# Looks like I'm going to learn about DX (Destination Exchange)



## T_R_Oglodyte (May 23, 2020)

We have a 10k points reservation at Point at Poipu the first week of August that we expect will be cancelled due to Hawaii out-of-state quarantine rules.  We'll get all of the 10k points back, but under our current circumstances we can only save about 900 points into 2021.  So we will be in a use or lose situation.  

At this point it seems to me that the best option for us is to put the points into Destination Exchange for a Tier Credit, which essentially gives us a five-year window to use the points.  Seems better to me than dropping the points into II and trying to complete a reservation before Dec 31 of this year.  The DRI Destination Exchange Manual says that the Tier Credit program won't start until late 2020 - without providing a specific date for startup.  But in email communication with a DRI VC who seems knowledgeable, she says the Tier Credit program is up and running and I can deposit for Tier Credit as soon as I am ready - recognizing that there is a penalty for deposit after October 31.

At first blush, that seems to be a pretty good option.  Of course, that actually depends on being able to get something out of DX that I want to use. But I would have five years to work on that.  

**********

I've seen some discussion that a motivation for DRI in creating DX was in response to Marriott acquiring Interval International - the relationship with II thus yoked them to a competitor.  

But another thing struck me in looking at DX.  Namely,that DX looks as if might also be a platform for integrating Embarc into the DRI exchanging platform.  It appears that there are some considerations (legal or other) that prevent DRI from adding Embarc (nee Intrawest) to the Club as another "collection".  I assume that's the case because otherwise they would have done so, as they have done with all of their other acquisitions.  But by setting up DX as essentially another exchange company, they can probably work around what those issues are.  And that also gives them a general platform for handling other acquisitions. 

**********

An interesting thing I noted in reading through the DX materials was that DRI Club properties would not be available through DX unless the check-in date was less than 10 months out.  That, of course, is the same criterion for Club members reserving at Club properties that are outside the member's Home Resort Advantage.  Which sets up the question - how will DRI manage inventory between the Club and DX.  If a Club member makes a reservation through the Club outside their home collection, there isn't a fee.  But if DRI starts bleeding Club inventory to DX, then making that same reservation will incur the DX exchange fee (payable to DRI, of course).


----------



## pedro47 (May 25, 2020)

I thought you could save 100% of your points before June 30?


----------



## T_R_Oglodyte (May 25, 2020)

pedro47 said:


> I thought you could save 100% of your points before June 30?

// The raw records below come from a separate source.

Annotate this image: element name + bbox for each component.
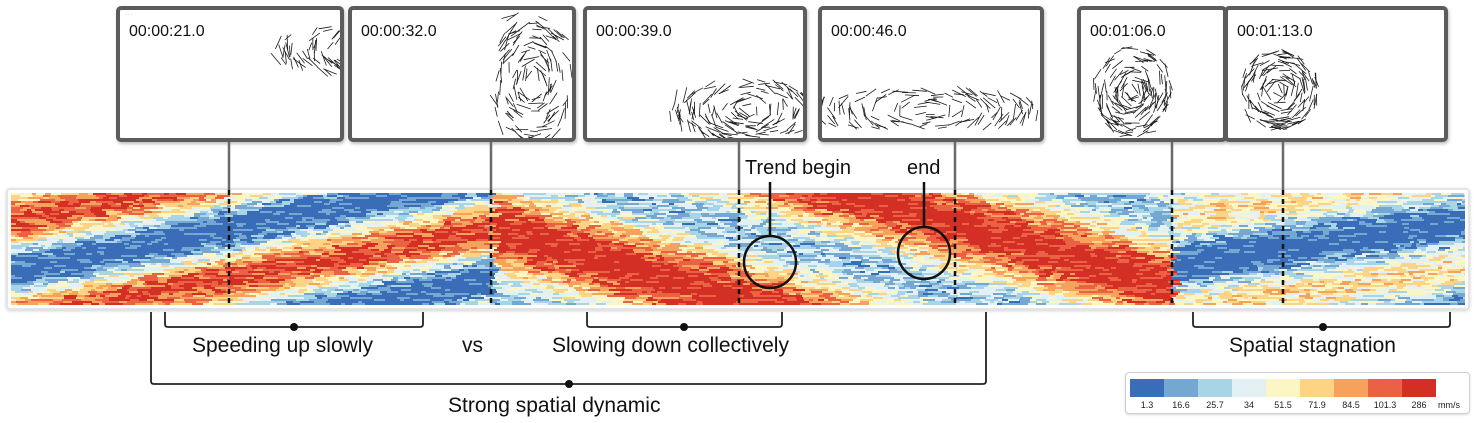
legend-tick-label: 71.9 [1308,400,1326,410]
trend-highlights [742,182,952,290]
flow-field-plot [489,12,572,138]
legend-unit: mm/s [1438,400,1460,410]
flow-field-plot [270,26,340,77]
legend-tick-label: 1.3 [1140,400,1154,410]
trend-end-label: end [907,157,941,179]
velocity-legend: mm/s 1.3 16.6 25.7 34 51.5 71.9 84.5 101.3 286 [1125,372,1470,414]
frame-2: 00:00:32.0 [348,6,576,142]
legend-tick-label: 34 [1243,400,1254,410]
legend-swatch [1232,379,1266,397]
velocity-heatmap [11,193,1465,305]
frame-4: 00:00:46.0 [818,6,1044,142]
flow-field-plot [669,78,803,138]
frame-axis-marks: · · · [125,12,133,18]
legend-swatch [1368,379,1402,397]
frame-connectors [227,142,1285,190]
strong-dynamic-label: Strong spatial dynamic [448,394,661,417]
flow-field-plot [1241,48,1319,131]
frame-timestamp: 00:01:13.0 [1237,23,1313,40]
legend-tick-label: 51.5 [1274,400,1292,410]
legend-tick-label: 84.5 [1342,400,1360,410]
frame-3: 00:00:39.0 [583,6,807,142]
legend-swatch [1334,379,1368,397]
legend-tick-label: 286 [1411,400,1427,410]
frame-timestamp: 00:00:32.0 [361,23,437,40]
legend-tick-label: 16.6 [1172,400,1190,410]
bracket-dots [290,323,1327,388]
speeding-up-label: Speeding up slowly [192,334,373,357]
slowing-down-label: Slowing down collectively [552,334,789,357]
legend-swatch [1300,379,1334,397]
spatial-stagnation-label: Spatial stagnation [1229,334,1396,357]
frame-timestamp: 00:00:21.0 [129,23,205,40]
legend-swatch [1266,379,1300,397]
frame-1: · · · 00:00:21.0 [116,6,344,142]
frame-timestamp: 00:00:46.0 [831,23,907,40]
flow-field-plot [822,85,1039,131]
vs-label: vs [462,334,483,357]
legend-tick-label: 25.7 [1206,400,1224,410]
legend-swatch [1198,379,1232,397]
frame-6: 00:01:13.0 [1224,6,1448,142]
trend-begin-circle [742,234,798,290]
legend-swatch [1402,379,1436,397]
trend-begin-label: Trend begin [745,157,851,179]
flow-field-plot [1093,46,1173,138]
frame-timestamp: 00:01:06.0 [1090,23,1166,40]
legend-swatch [1164,379,1198,397]
legend-tick-label: 101.3 [1373,400,1397,410]
time-markers [227,190,1285,306]
frame-timestamp: 00:00:39.0 [596,23,672,40]
frame-5: 00:01:06.0 [1077,6,1227,142]
legend-swatch [1130,379,1164,397]
trend-end-circle [896,225,952,281]
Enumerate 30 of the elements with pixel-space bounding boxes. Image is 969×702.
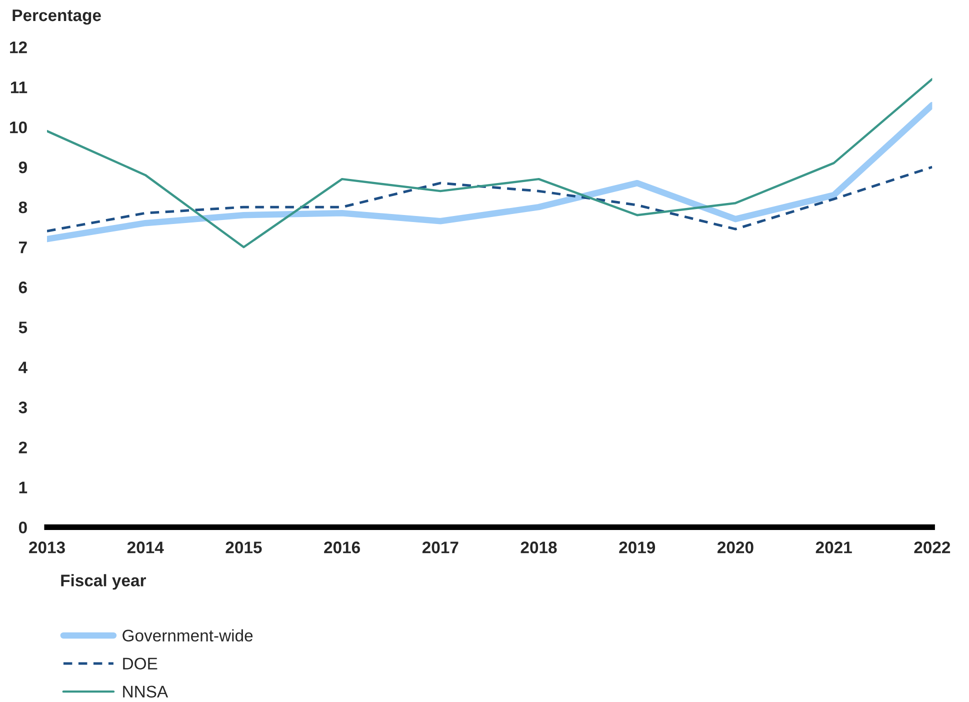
- y-tick-label: 10: [10, 121, 27, 134]
- legend-label: DOE: [123, 658, 158, 670]
- y-axis-title: Percentage: [12, 10, 101, 25]
- x-axis-title: Fiscal year: [61, 574, 146, 590]
- y-tick-label: 8: [18, 201, 28, 214]
- x-tick-label: 2013: [29, 542, 65, 554]
- x-tick-label: 2021: [816, 542, 852, 554]
- y-tick-label: 3: [18, 402, 27, 414]
- legend-label: Government-wide: [122, 629, 253, 642]
- line-series: [46, 166, 932, 232]
- y-tick-label: 5: [18, 322, 28, 334]
- x-tick-label: 2017: [422, 542, 458, 554]
- x-tick-label: 2022: [914, 542, 950, 554]
- x-tick-label: 2018: [520, 542, 557, 554]
- x-tick-label: 2020: [718, 542, 754, 554]
- x-tick-label: 2016: [324, 542, 360, 554]
- y-tick-label: 1: [19, 482, 28, 494]
- line-series: [46, 78, 932, 248]
- y-tick-label: 0: [18, 522, 27, 534]
- y-tick-label: 2: [18, 442, 27, 454]
- y-tick-label: 12: [10, 41, 27, 54]
- y-tick-label: 6: [18, 282, 27, 294]
- y-tick-label: 11: [10, 82, 28, 94]
- legend-label: NNSA: [123, 686, 168, 698]
- y-tick-label: 7: [19, 242, 27, 254]
- y-tick-label: 4: [18, 362, 28, 374]
- x-tick-label: 2014: [127, 542, 164, 554]
- x-tick-label: 2019: [619, 542, 656, 554]
- y-tick-label: 9: [18, 161, 27, 174]
- x-tick-label: 2015: [226, 542, 262, 554]
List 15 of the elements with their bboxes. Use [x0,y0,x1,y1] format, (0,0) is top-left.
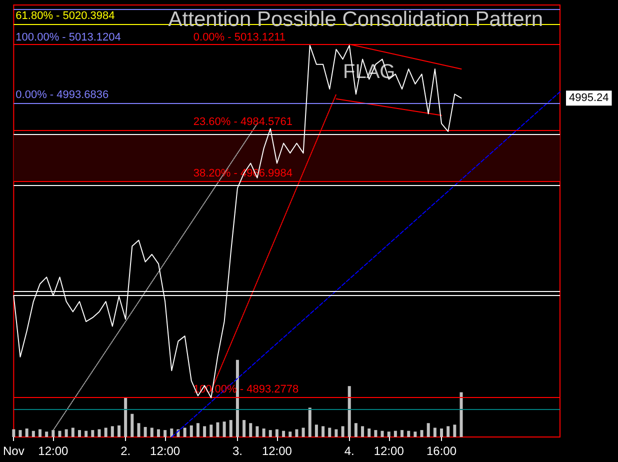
x-tick-label: 12:00 [150,444,180,458]
annotation: 0.00% - 5013.1211 [193,31,286,44]
x-tick-label: 2. [120,444,131,458]
x-tick-label: 4. [344,444,354,458]
x-tick-label: 12:00 [38,444,69,458]
annotation: 100.00% - 5013.1204 [16,31,121,44]
x-tick-label: Nov [3,444,24,458]
annotation: 0.00% - 4993.6836 [16,88,109,101]
x-tick-label: 3. [232,444,242,458]
annotation: 23.60% - 4984.5761 [193,116,292,128]
x-tick-label: 12:00 [374,444,404,458]
x-tick-label: 16:00 [426,444,457,458]
annotation: 61.80% - 5020.3984 [16,10,115,22]
text: 4995.24 [569,92,609,104]
x-tick-label: 12:00 [262,444,292,458]
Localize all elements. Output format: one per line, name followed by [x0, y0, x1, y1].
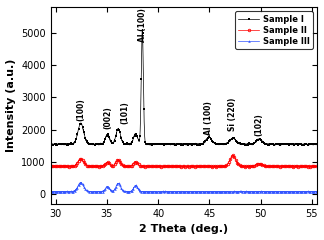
Sample I	[140, 28, 144, 31]
Sample III	[162, 190, 166, 193]
Sample I	[95, 142, 99, 145]
Sample I	[310, 143, 314, 146]
Sample II	[310, 165, 314, 168]
Sample I	[79, 122, 83, 125]
Text: (101): (101)	[120, 102, 129, 124]
X-axis label: 2 Theta (deg.): 2 Theta (deg.)	[139, 224, 228, 234]
Text: (100): (100)	[76, 98, 85, 121]
Sample I	[315, 143, 319, 146]
Text: Si (220): Si (220)	[228, 97, 237, 131]
Text: Al (100): Al (100)	[138, 8, 147, 42]
Sample II	[151, 165, 155, 168]
Sample III	[170, 191, 174, 194]
Sample I	[49, 142, 52, 145]
Sample I	[179, 144, 182, 147]
Sample I	[162, 143, 166, 146]
Sample III	[95, 190, 99, 193]
Line: Sample I: Sample I	[49, 28, 318, 147]
Sample II	[231, 154, 235, 157]
Sample III	[151, 190, 155, 193]
Sample II	[179, 165, 183, 168]
Line: Sample II: Sample II	[49, 154, 318, 168]
Line: Sample III: Sample III	[49, 181, 318, 193]
Sample III	[49, 190, 52, 193]
Sample II	[162, 165, 166, 168]
Sample III	[315, 190, 319, 193]
Sample III	[79, 181, 83, 184]
Text: Al (100): Al (100)	[204, 101, 214, 135]
Sample III	[281, 191, 285, 193]
Sample I	[151, 143, 155, 146]
Text: (102): (102)	[255, 114, 264, 136]
Sample II	[79, 158, 83, 161]
Sample II	[95, 165, 99, 168]
Legend: Sample I, Sample II, Sample III: Sample I, Sample II, Sample III	[235, 11, 313, 49]
Sample II	[281, 165, 285, 168]
Sample III	[79, 181, 83, 184]
Sample II	[315, 165, 319, 168]
Y-axis label: Intensity (a.u.): Intensity (a.u.)	[6, 59, 16, 152]
Sample II	[49, 165, 52, 168]
Sample I	[281, 143, 285, 146]
Sample III	[310, 190, 314, 193]
Text: (002): (002)	[103, 106, 112, 129]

Yes - but laid against that is the cancellation policy.  I can bank 100% of points available up to June 30, but if I wait until then I will be less than 90 days before checkin, so I won't get back all of my points.  So I can bank 100% of the points I get back from my reservation, but I don't get back 100% of the points - unless I the quarantine is extended and the resort is closed.  

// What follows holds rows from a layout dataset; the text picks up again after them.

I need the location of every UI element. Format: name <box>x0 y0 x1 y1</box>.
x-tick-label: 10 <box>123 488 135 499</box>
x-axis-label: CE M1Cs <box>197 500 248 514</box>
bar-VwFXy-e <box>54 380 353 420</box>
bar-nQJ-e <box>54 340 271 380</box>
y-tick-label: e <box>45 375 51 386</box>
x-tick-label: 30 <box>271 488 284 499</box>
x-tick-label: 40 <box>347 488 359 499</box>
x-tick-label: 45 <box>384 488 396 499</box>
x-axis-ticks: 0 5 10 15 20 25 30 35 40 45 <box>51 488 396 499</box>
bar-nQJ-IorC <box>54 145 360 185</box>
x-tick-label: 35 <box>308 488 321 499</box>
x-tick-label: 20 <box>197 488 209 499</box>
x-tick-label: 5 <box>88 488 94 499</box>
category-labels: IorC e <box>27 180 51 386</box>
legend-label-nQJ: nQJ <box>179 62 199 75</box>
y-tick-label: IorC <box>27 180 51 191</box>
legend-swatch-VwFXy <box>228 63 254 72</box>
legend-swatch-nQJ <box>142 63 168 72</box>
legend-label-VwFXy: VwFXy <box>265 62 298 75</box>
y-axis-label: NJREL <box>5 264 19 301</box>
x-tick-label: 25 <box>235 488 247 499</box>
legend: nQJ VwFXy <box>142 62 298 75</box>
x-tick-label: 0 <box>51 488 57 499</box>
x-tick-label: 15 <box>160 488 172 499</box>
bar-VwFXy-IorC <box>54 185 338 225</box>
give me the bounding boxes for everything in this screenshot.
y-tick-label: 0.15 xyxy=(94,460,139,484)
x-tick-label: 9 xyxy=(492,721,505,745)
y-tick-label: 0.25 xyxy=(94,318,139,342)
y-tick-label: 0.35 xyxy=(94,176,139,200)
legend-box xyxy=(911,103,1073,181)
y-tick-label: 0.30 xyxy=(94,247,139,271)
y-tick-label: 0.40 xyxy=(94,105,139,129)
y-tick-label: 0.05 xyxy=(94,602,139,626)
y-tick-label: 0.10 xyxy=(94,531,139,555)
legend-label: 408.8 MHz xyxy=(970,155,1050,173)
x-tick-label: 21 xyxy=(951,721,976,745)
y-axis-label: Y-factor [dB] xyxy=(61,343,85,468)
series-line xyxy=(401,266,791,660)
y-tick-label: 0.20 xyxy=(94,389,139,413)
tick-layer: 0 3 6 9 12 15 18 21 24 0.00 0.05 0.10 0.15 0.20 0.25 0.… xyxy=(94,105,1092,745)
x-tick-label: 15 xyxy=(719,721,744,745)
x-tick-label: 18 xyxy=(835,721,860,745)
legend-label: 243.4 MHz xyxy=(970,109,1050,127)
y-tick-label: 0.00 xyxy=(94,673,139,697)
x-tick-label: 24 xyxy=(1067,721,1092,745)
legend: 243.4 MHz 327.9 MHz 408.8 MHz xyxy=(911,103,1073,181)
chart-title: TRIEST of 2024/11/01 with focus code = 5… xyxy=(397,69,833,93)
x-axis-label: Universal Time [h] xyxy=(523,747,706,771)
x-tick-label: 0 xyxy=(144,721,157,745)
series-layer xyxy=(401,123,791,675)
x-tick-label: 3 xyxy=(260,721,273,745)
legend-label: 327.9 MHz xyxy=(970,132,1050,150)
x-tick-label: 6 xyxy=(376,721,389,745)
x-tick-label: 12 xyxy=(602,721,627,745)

In that case I get back 100% of my points, but I will likely  be past the date at which I can bank 100% of my points for the year.


----------



## pedro47 (May 25, 2020)

T_R_Oglodyte said:


> Yes - but laid against that is the cancellation policy.  I can bank 100% of points available up to June 30, but if I wait until then I will be less than 90 days before checkin, so I won't get back all of my points.  So I can bank 100% of the points I get back from my reservation, but I don't get back 100% of the points - unless I the quarantine is extended and the resort is closed.
> 
> In that case I get back 100% of my points, but I will likely  be past the date at which I can bank 100% of my points for the year.


Thanks, your explanation is right on point. Thanks you.


----------



## eggmansr71 (Dec 10, 2020)

T_R_Oglodyte said:


> Yes - but laid against that is the cancellation policy.  I can bank 100% of points available up to June 30, but if I wait until then I will be less than 90 days before checkin, so I won't get back all of my points.  So I can bank 100% of the points I get back from my reservation, but I don't get back 100% of the points - unless I the quarantine is extended and the resort is closed.
> 
> In that case I get back 100% of my points, but I will likely  be past the date at which I can bank 100% of my points for the year.


Were you able to deposit them.  On a call today with DRI the rep mentioned they had implemented a program where you don't lose your points if you were not able to use them.


----------



## T_R_Oglodyte (Dec 10, 2020)

eggmansr71 said:


> Were you able to deposit them.  On a call today with DRI the rep mentioned they had implemented a program where you don't lose your points if you were not able to use them.


Yes - I banked them into DX.


----------



## MidwestFA (Oct 21, 2022)

T_R_Oglodyte said:


> Yes - I banked them into DX.


How did DX points work out for you? Were you able to find something decent to book?
 Did you have to pay any annual fees, or any other undisclosed fees? (I understand there's a $149-$159 booking fee for DX)


----------



## T_R_Oglodyte (Oct 21, 2022)

MidwestFA said:


> How did DX points work out for you? Were you able to find something decent to book?
> Did you have to pay any annual fees, or any other undisclosed fees? (I understand there's a $149-$159 booking fee for DX)


We used the points to book a 2-bedroom unit in Palm Springs during Presidents Week (3rd week of Feb) this year. The only cost was the exchange fee.


----------



## Duh (Oct 22, 2022)

Just to point out, it's called DEX (Diamond EXchange).


----------